Are You Measuring What's Done or What's Left?

 

I’m at PNSQC this week. I gave my metrics talk yesterday, and something occurred to me: in traditional projects, we’re used to measuring what’s been done. In agile projects, we measure what’s left to do. I just realized yesterday that the difference in how we measure makes a difference in how people feel about the project. The more you measure what’s left, the more you can see the end of the iteration or the end of the project. It’s also a lot clearer to see how many more iterations it will take if management decides to add more features.

I’ll be modifying my measurements — even for not-specifically-agile projects — to reflect what’s left to do, not what’s done.

One Reply to “Are You Measuring What's Done or What's Left?”

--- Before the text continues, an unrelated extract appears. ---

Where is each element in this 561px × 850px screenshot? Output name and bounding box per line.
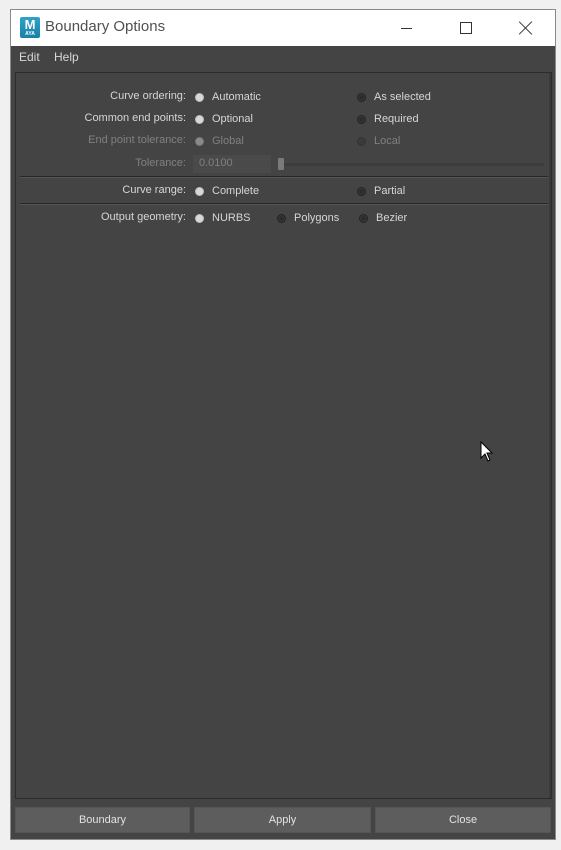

  1. I’m sorry but this just doesn’t resonate with me at all.
    The “how much do we still have to do”, is just the other side of the EV coin.
    If you’re talking about burn down charts in Scrum (measured in hours or days) then those are just traditional EV charts. There not new.
    My view of agile is that you report the working code – the business function that is complete – the value delivered. It’s not EV in the traditional sense but it would resonate with the common lay person interpretation of what “earned value” ought to mean.
    Agile isn’t about “on-time, on-budget with agreed function”. It’s about “do the best you possibly can with the time limit and release it as working code.”
    You don’t report the what’s left to do, you report the velocity and an estimate of what is likely to be completed within the time limit.